Неожиданно перед моей дверью возник чиновник по приведению в исполнение приказов службы финансов в связи с набежавшей задолженностью по уплате налогов. От меня требовалось выплатить сумму в 19 350 марок за мой дом в Берлине. Но так как у меня не было ничего ценного, то из имущества нечего оказалось и описывать. Чтобы освободиться от тяжести долгов, я бы продала берлинский дом в Далеме, но покупатель не находился. Ему пришлось бы обеспечить жильем девять проживающих там со временем окончания войны нищих семей. Само собой разумеется, продажа никак не осуществлялась.
В этих обстоятельствах меня несказанно обрадовала весть, что после месяцами длившихся переговоров Гельмут Киндлер и шеф-редактор журнала «Ревю» Ганс Леманн заявили о готовности опубликовать опровержение и решить это дело без судебного разбирательства. Прежде «Ревю» все время отказывался от решения вопроса, так как его сотрудники «собирали материал» для третьей клеветнической серии под заголовком «Миллионы Лени Рифеншталь». Публикация очередного пасквиля незамедлительно привела бы к последующим процессам. Но этому помешало недавно вынесенное по моему делу решение Берлинской аттестационной комиссии. Оно было неоспоримо.
Господина Киндлера обязали не публиковать впредь никаких обвинений в мой адрес. В качестве возмещения я получила 10 000 марок, хотя реальный ущерб оценивался мною миллионами, а моральный — и вовсе нельзя было компенсировать.
В моем положении и такой вариант все же значил многое — наконец-то мы с Гельмутом Киндлером зарыли топор войны.
Волнующие дни в Вене
Тревожные вести пришли из Вены. Я недолго радовалась, что мой киноматериал уже не в руках французов. Теперь начался правовой спор между Тирольским земельным правительством и официальными ведомствами в австрийской столице о моем киноимуществе.

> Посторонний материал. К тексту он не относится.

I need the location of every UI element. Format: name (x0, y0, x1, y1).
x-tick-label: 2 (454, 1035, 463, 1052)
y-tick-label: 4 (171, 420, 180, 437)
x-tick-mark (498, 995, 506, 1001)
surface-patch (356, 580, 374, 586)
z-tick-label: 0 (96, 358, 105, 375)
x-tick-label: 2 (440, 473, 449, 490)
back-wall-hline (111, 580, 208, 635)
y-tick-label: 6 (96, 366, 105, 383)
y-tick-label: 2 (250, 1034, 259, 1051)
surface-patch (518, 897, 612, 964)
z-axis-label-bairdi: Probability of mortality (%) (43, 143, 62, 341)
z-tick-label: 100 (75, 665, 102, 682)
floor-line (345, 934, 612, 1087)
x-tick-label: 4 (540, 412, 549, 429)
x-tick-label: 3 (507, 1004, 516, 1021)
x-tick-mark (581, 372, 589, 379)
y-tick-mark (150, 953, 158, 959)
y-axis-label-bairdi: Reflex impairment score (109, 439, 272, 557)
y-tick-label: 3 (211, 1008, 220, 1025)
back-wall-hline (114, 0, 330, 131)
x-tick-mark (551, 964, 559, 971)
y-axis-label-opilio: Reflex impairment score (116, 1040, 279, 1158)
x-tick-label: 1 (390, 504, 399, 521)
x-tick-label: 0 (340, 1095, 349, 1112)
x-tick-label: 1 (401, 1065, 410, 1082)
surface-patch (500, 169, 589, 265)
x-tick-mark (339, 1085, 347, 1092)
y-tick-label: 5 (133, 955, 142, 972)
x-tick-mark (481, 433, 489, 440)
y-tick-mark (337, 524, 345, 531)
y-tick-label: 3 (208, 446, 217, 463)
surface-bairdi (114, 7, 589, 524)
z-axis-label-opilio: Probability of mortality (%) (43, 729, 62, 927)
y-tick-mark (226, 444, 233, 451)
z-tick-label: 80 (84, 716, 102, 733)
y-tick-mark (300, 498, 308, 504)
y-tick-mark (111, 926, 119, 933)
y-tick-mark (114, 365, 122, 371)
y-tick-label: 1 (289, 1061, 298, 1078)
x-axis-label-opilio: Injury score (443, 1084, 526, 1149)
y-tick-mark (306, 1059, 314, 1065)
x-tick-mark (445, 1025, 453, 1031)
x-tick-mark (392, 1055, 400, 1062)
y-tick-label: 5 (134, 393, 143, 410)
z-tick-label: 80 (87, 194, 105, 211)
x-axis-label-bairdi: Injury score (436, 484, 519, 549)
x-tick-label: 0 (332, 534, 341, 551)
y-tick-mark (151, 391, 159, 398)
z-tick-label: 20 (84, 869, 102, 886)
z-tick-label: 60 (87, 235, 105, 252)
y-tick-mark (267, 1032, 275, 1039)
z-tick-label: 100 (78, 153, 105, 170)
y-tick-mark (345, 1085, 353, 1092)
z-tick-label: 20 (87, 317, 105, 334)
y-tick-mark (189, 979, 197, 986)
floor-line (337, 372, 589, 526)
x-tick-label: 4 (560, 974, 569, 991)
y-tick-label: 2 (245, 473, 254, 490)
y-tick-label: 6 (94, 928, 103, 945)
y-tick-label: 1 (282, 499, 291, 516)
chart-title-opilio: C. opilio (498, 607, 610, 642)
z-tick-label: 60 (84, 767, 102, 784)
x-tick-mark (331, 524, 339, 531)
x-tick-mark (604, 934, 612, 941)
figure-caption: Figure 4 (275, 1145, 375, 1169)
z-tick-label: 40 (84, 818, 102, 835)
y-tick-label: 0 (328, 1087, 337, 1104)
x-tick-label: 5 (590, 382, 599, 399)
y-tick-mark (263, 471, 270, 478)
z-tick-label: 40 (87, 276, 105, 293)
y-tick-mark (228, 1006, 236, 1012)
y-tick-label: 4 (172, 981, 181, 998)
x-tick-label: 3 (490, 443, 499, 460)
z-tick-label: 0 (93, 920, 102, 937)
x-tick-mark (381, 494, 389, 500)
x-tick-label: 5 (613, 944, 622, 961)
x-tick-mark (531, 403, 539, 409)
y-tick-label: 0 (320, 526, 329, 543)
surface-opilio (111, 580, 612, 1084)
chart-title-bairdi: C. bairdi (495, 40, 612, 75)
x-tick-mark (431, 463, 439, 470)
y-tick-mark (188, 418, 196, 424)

Мне сообщили, что доверенное лицо от Тироля господин Вюртеле, занимавшийся ранее судьбой моих киноматериалов, смещен и заменен двумя другими. Что прикажете делать? Просить совета у министра Камитца? Но в Австрии началась предвыборная кампания, следовало переждать. Друг моего бывшего мужа, благодаря своей должности в Министерстве финансов обладавший информацией о внутренних делах в этом ведомстве, информировал меня о нешуточной борьбе за власть, разгоревшейся там среди отдельных групп. Это вылилось в намерение едва заступивших на новые посты чиновников в Австрии совместно с французами завершить работу над фильмом «Долина» без меня.
Вот почему французские чиновники всячески добивались ухода Вюртеле! Этому человеку удалось добраться до перечня всей моей арестованной собственности, составленного французской полицией, а главное — до расписки, в которой указано, когда, где и кому оказалось передано все имущество в 1946 году в Париже. Таким образом, теперь можно было с легкостью выяснить, что исчезло или украдено. Французская сторона теперь не без оснований опасалась притязаний на возмещение убытков со стороны австрийских доверенных лиц. Но сместить в Вене Вюртеле оказалось не так просто: этому воспрепятствовало Тирольское земельное правительство, в свою очередь подавшее иск на обладание моей собственностью, поскольку ее когда-то арестовали именно в Тироле. Так я вновь очутилась между жерновами двух властных группировок.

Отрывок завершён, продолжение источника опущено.